Dans ce contexte, Bank Al-Maghrib affirme poursuivre ses efforts de réforme, notamment en approfondissant le marché interbancaire des instruments dérivés. Cette stabilité monétaire a contribué à un climat de confiance sur les marchés financiers.
À la Bourse de Casablanca, le regain d’optimisme s’est traduit par une hausse de l’indice MASI de 22,2 %, après déjà 12,8 % en 2023. Une performance qui a propulsé la valorisation des entreprises cotées à des niveaux élevés. Mais cette euphorie n’a pas suffi à inciter davantage de sociétés non cotées à franchir le pas. Une seule introduction en bourse a été enregistrée, signe que le marché continue de séduire davantage les investisseurs que les émetteurs.
La rentabilité financière semble retrouver des couleurs, mais l’accès au financement reste encore trop centralisé et peu adapté aux spécificités des PME.
Un crédit sur douze en situation de défaut
En 2024, l’encours du crédit bancaire a progressé de 4,4 %, pour atteindre 1.164,6 milliards de dirhams, soit 72,9% du PIB. Une dynamique en léger recul par rapport à 2023 (5,3%), mais supérieure à la moyenne des cinq années ayant précédé la crise sanitaire.
Le ralentissement s’explique principalement par la baisse des prêts aux sociétés financières, en hausse de 13,8% contre 20,1% un an plus tôt, ainsi que par le fléchissement du crédit au secteur non financier, limité à 2,6%. Les entreprises publiques enregistrent une contraction marquée, notamment sur les prêts à l’équipement (–10,4%) et les facilités de trésorerie.
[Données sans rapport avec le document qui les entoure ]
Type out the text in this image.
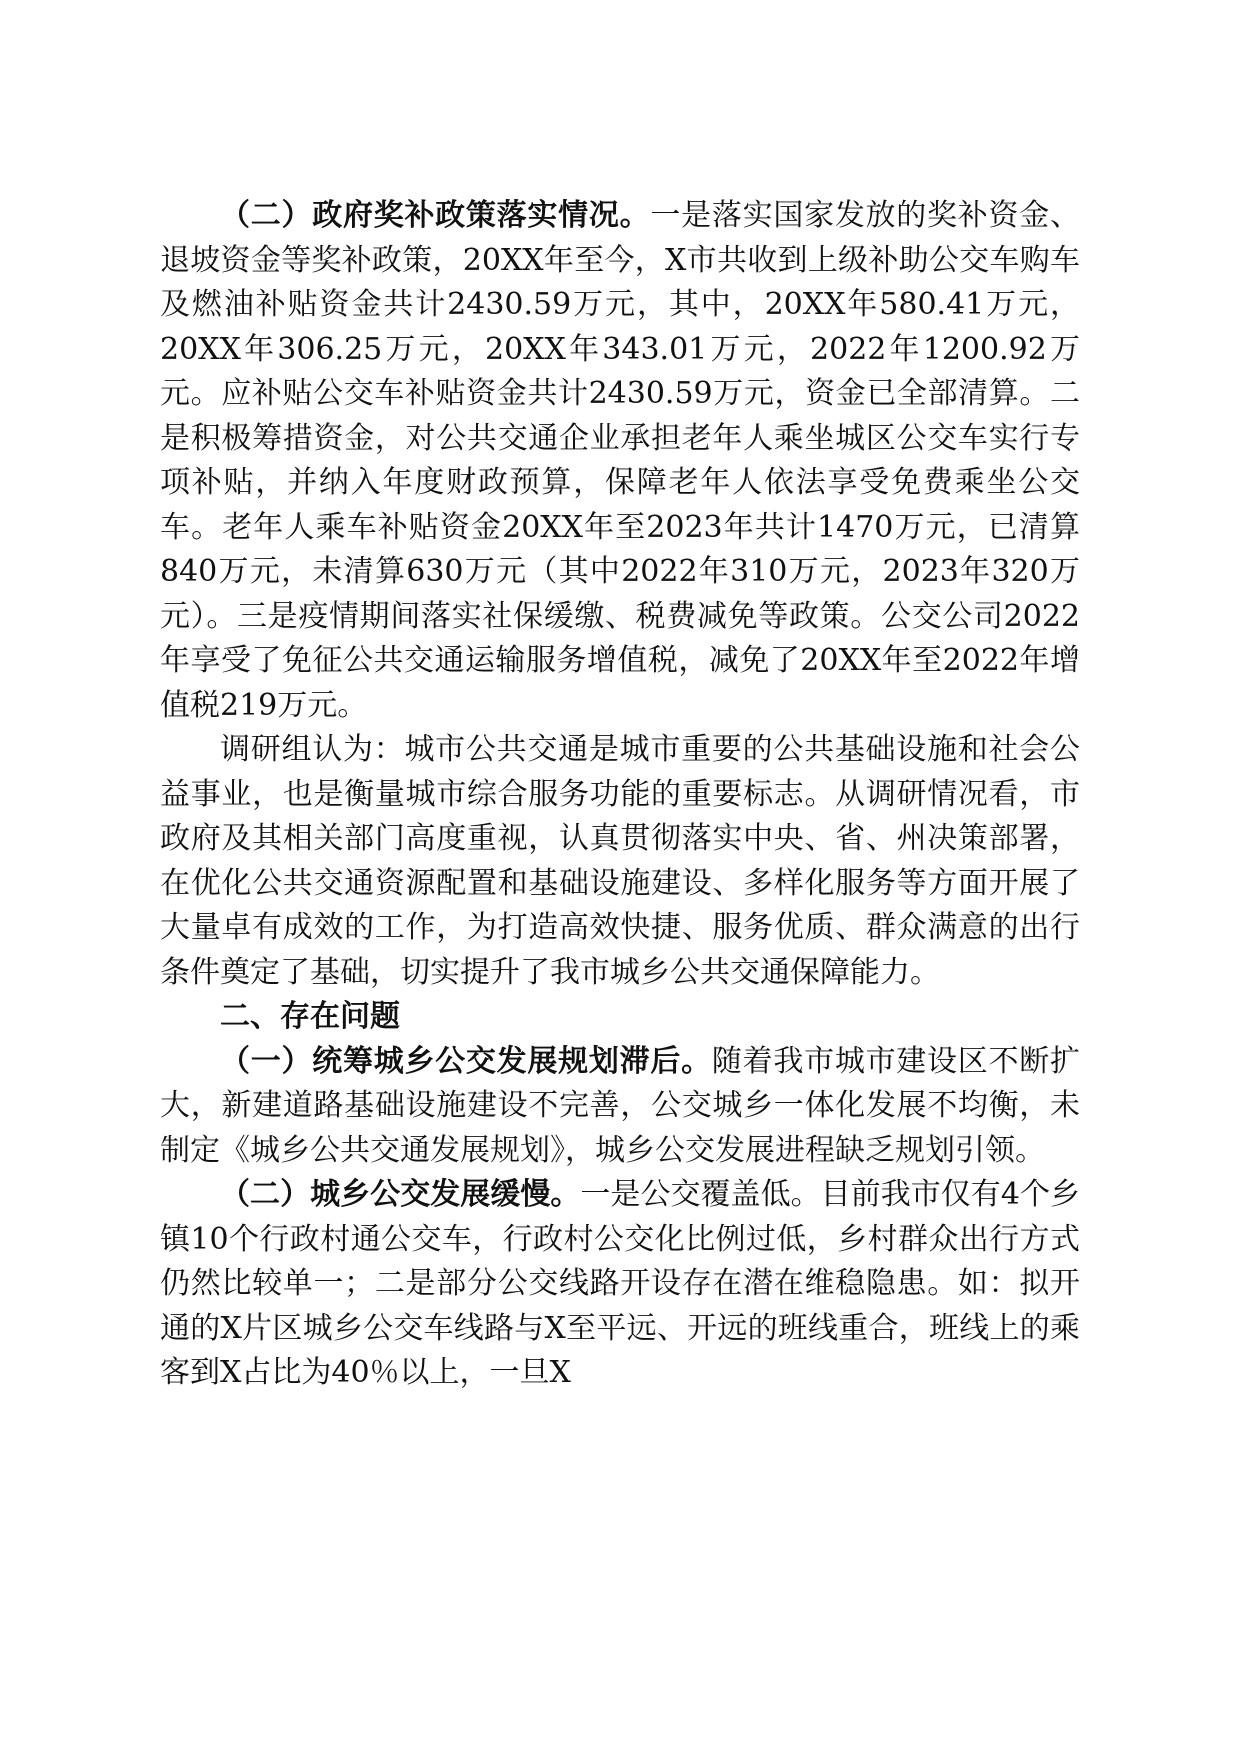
（二）政府奖补政策落实情况。一是落实国家发放的奖补资金、退坡资金等奖补政策，20XX年至今，X市共收到上级补助公交车购车及燃油补贴资金共计2430.59万元，其中，20XX年580.41万元，20XX年306.25万元，20XX年343.01万元，2022年1200.92万元。应补贴公交车补贴资金共计2430.59万元，资金已全部清算。二是积极筹措资金，对公共交通企业承担老年人乘坐城区公交车实行专项补贴，并纳入年度财政预算，保障老年人依法享受免费乘坐公交车。老年人乘车补贴资金20XX年至2023年共计1470万元，已清算840万元，未清算630万元（其中2022年310万元，2023年320万元）。三是疫情期间落实社保缓缴、税费减免等政策。公交公司2022年享受了免征公共交通运输服务增值税，减免了20XX年至2022年增值税219万元。

调研组认为：城市公共交通是城市重要的公共基础设施和社会公益事业，也是衡量城市综合服务功能的重要标志。从调研情况看，市政府及其相关部门高度重视，认真贯彻落实中央、省、州决策部署，在优化公共交通资源配置和基础设施建设、多样化服务等方面开展了大量卓有成效的工作，为打造高效快捷、服务优质、群众满意的出行条件奠定了基础，切实提升了我市城乡公共交通保障能力。

二、存在问题

（一）统筹城乡公交发展规划滞后。随着我市城市建设区不断扩大，新建道路基础设施建设不完善，公交城乡一体化发展不均衡，未制定《城乡公共交通发展规划》，城乡公交发展进程缺乏规划引领。

（二）城乡公交发展缓慢。一是公交覆盖低。目前我市仅有4个乡镇10个行政村通公交车，行政村公交化比例过低，乡村群众出行方式仍然比较单一；二是部分公交线路开设存在潜在维稳隐患。如：拟开通的X片区城乡公交车线路与X至平远、开远的班线重合，班线上的乘客到X占比为40％以上，一旦X
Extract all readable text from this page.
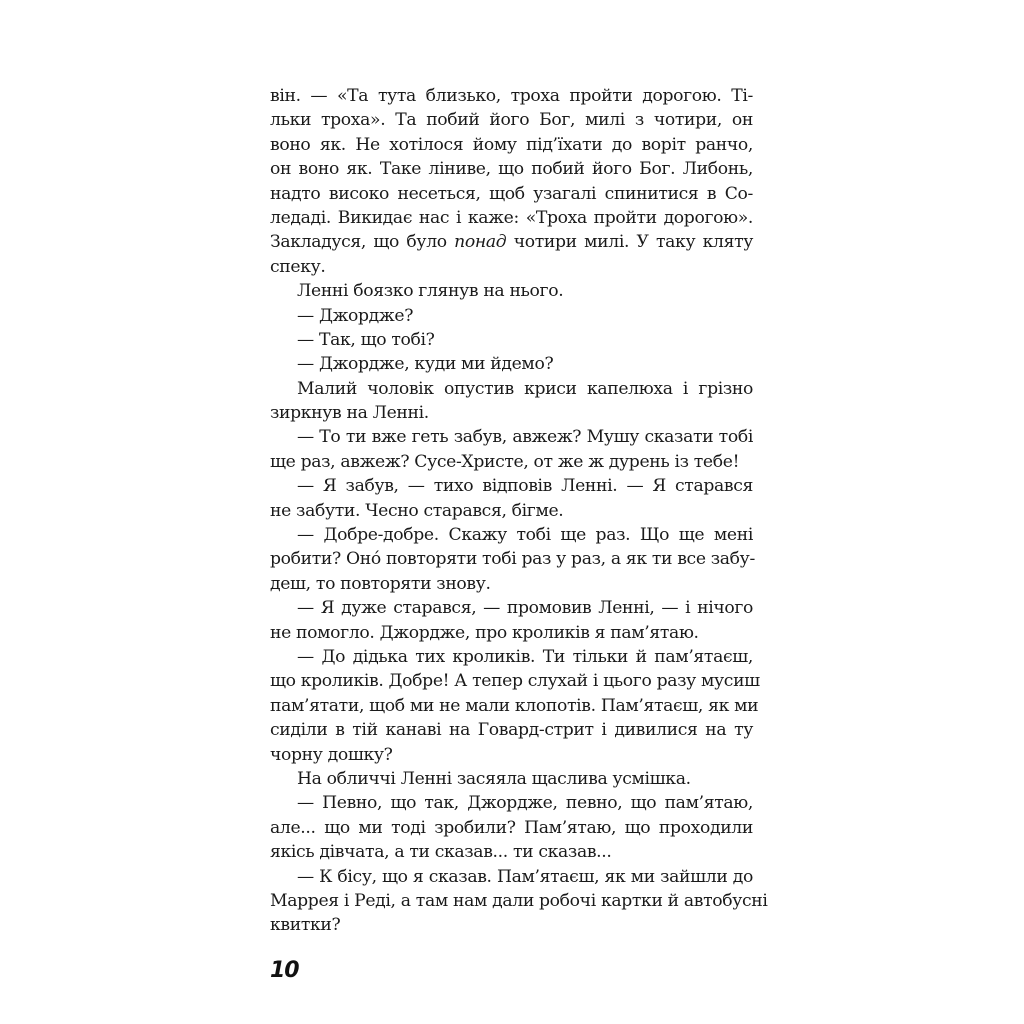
він. — «Та тута близько, троха пройти дорогою. Ті-
льки троха». Та побий його Бог, милі з чотири, он
воно як. Не хотілося йому під’їхати до воріт ранчо,
он воно як. Таке ліниве, що побий його Бог. Либонь,
надто високо несеться, щоб узагалі спинитися в Со-
ледаді. Викидає нас і каже: «Троха пройти дорогою».
Закладуся, що було понад чотири милі. У таку кляту
спеку.
Ленні боязко глянув на нього.
— Джордже?
— Так, що тобі?
— Джордже, куди ми йдемо?
Малий чоловік опустив криси капелюха і грізно
зиркнув на Ленні.
— То ти вже геть забув, авжеж? Мушу сказати тобі
ще раз, авжеж? Сусе-Христе, от же ж дурень із тебе!
— Я забув, — тихо відповів Ленні. — Я старався
не забути. Чесно старався, бігме.
— Добре-добре. Скажу тобі ще раз. Що ще мені
робити? Оно́ повторяти тобі раз у раз, а як ти все забу-
деш, то повторяти знову.
— Я дуже старався, — промовив Ленні, — і нічого
не помогло. Джордже, про кроликів я пам’ятаю.
— До дідька тих кроликів. Ти тільки й пам’ятаєш,
що кроликів. Добре! А тепер слухай і цього разу мусиш
пам’ятати, щоб ми не мали клопотів. Пам’ятаєш, як ми
сиділи в тій канаві на Говард-стрит і дивилися на ту
чорну дошку?
На обличчі Ленні засяяла щаслива усмішка.
— Певно, що так, Джордже, певно, що пам’ятаю,
але... що ми тоді зробили? Пам’ятаю, що проходили
якісь дівчата, а ти сказав... ти сказав...
— К бісу, що я сказав. Пам’ятаєш, як ми зайшли до
Маррея і Реді, а там нам дали робочі картки й автобусні
квитки?
10
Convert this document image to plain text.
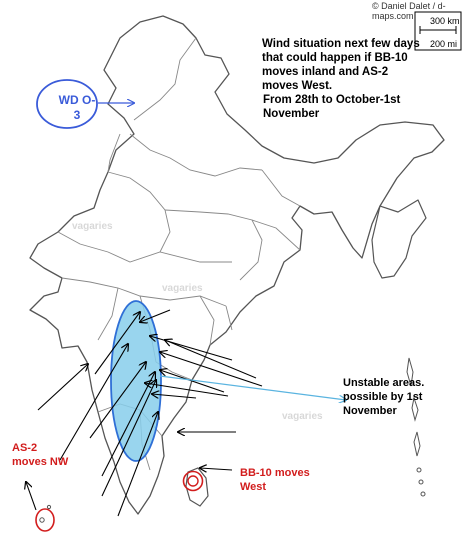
© Daniel Dalet / d-maps.com
Wind situation next few days that could happen if BB-10 moves inland and AS-2 moves West.
From 28th to October-1st November
300 km
200 mi
WD O-3
vagaries
vagaries
vagaries
Unstable areas. possible by 1st November
AS-2 moves NW
BB-10 moves West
Du côté des ménages, la progression du crédit reste modeste (+1,7%), affectée par un repli de 3,7% des prêts aux entrepreneurs individuels. Les crédits à la consommation s’accélèrent, ceux à l’habitat ralentissent légèrement.
En parallèle, les créances en souffrance continuent de croître. Elles atteignent 97,5 milliards de dirhams, en hausse de 2,8 %. Près d’un crédit sur dix est désormais en défaut, avec des taux de 10,4% pour les ménages et 12,6% pour les entreprises privées. Cette situation incite les banques à renforcer leur couverture à hauteur de 68,8%.